"Apa hubungannya dengan ruwat. Yang perlu diruwat sebenarnya bukan RW ini, soalnya kalau sudah lepas dari lingkungan RW ini juga sudah tak ada pengaruhnya lagi. Yang mau bikin anak, selingkuh dan sebagainya juga tak ketahuan lagi," kata Si Gendut.
***
Di sebuah tempat karaoke malam di dalam kota, tak ada orang bercerita dengan jelas. Yang paling jelas adalah suara musik yang saling berdegub-degub dan berisik di berbagai ruang. Namun dari lorong-lorong di antara kamar-kamar karaoke itu tak terdengar. Kamar karaoke memang telah dibikin sedemikian kedap suara sehingga kebisingan dan keasyikan musik hanya terdengar bagi penghuninya di dalamnya.

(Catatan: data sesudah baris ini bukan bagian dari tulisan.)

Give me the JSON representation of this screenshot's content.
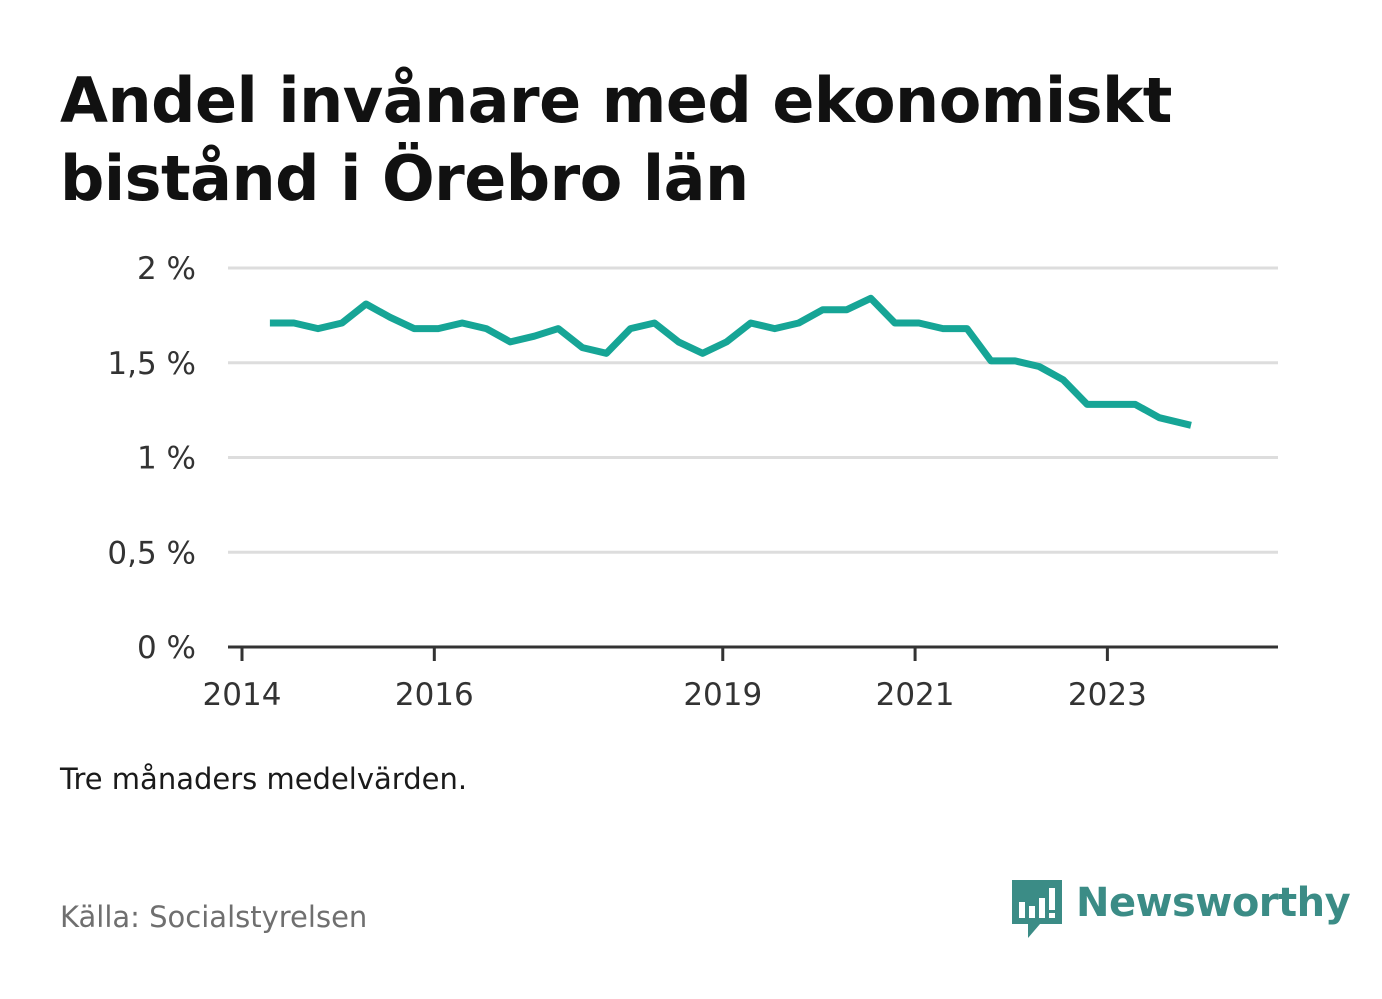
{
  "chart_data": {
    "type": "line",
    "title": "Andel invånare med ekonomiskt bistånd i Örebro län",
    "note": "Tre månaders medelvärden.",
    "source": "Källa: Socialstyrelsen",
    "x_ticks": [
      "2014",
      "2016",
      "2019",
      "2021",
      "2023"
    ],
    "x_tick_years": [
      2014,
      2016,
      2019,
      2021,
      2023
    ],
    "xlim": [
      2014,
      2024.4
    ],
    "y_ticks": [
      "2 %",
      "1,5 %",
      "1 %",
      "0,5 %",
      "0 %"
    ],
    "y_tick_values": [
      2,
      1.5,
      1,
      0.5,
      0
    ],
    "ylim": [
      0,
      2
    ],
    "grid": true,
    "line_color": "#16a596",
    "series": [
      {
        "x": [
          2014.29,
          2014.54,
          2014.79,
          2015.04,
          2015.29,
          2015.54,
          2015.79,
          2016.04,
          2016.29,
          2016.54,
          2016.79,
          2017.04,
          2017.29,
          2017.54,
          2017.79,
          2018.04,
          2018.29,
          2018.54,
          2018.79,
          2019.04,
          2019.29,
          2019.54,
          2019.79,
          2020.04,
          2020.29,
          2020.54,
          2020.79,
          2021.04,
          2021.29,
          2021.54,
          2021.79,
          2022.04,
          2022.29,
          2022.54,
          2022.79,
          2023.04,
          2023.29,
          2023.54,
          2023.87
        ],
        "values": [
          1.71,
          1.71,
          1.68,
          1.71,
          1.81,
          1.74,
          1.68,
          1.68,
          1.71,
          1.68,
          1.61,
          1.64,
          1.68,
          1.58,
          1.55,
          1.68,
          1.71,
          1.61,
          1.55,
          1.61,
          1.71,
          1.68,
          1.71,
          1.78,
          1.78,
          1.84,
          1.71,
          1.71,
          1.68,
          1.68,
          1.51,
          1.51,
          1.48,
          1.41,
          1.28,
          1.28,
          1.28,
          1.21,
          1.17
        ]
      }
    ]
  },
  "brand": {
    "name": "Newsworthy",
    "logo_icon": "newsworthy-bars-icon",
    "color": "#3b8c86"
  }
}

Di sebuah kamar karaoke yang tak cukup luas. Dua orang pria sebaya berumur 40-an tengah asyik berjoget. Di antara mereka, turut pula seorang gadis berbetis mungil dan bertubuh tinggi semampai mengimbangi. Gadis itu sebenarnya pantas untuk disebut anak dari dua orang pria dewasa itu. Namun dalam sebuah ruang kedap suara itu, hal itu tak berlaku.
Tak peduli, pria itu menikah dengan tante atau bibinya atau tidak, gadis pemandu lagu itu memanggil para pria itu dengan Oom. Bapak tak luwes untuk panggilan pria di dunia hitam malam. Di tengah dentuman musik karaoke itu, jamahan, rabaan, sentuhan hasrat bercampur dengan aroma alkohol beserta asap rokok yang terus menyeruak.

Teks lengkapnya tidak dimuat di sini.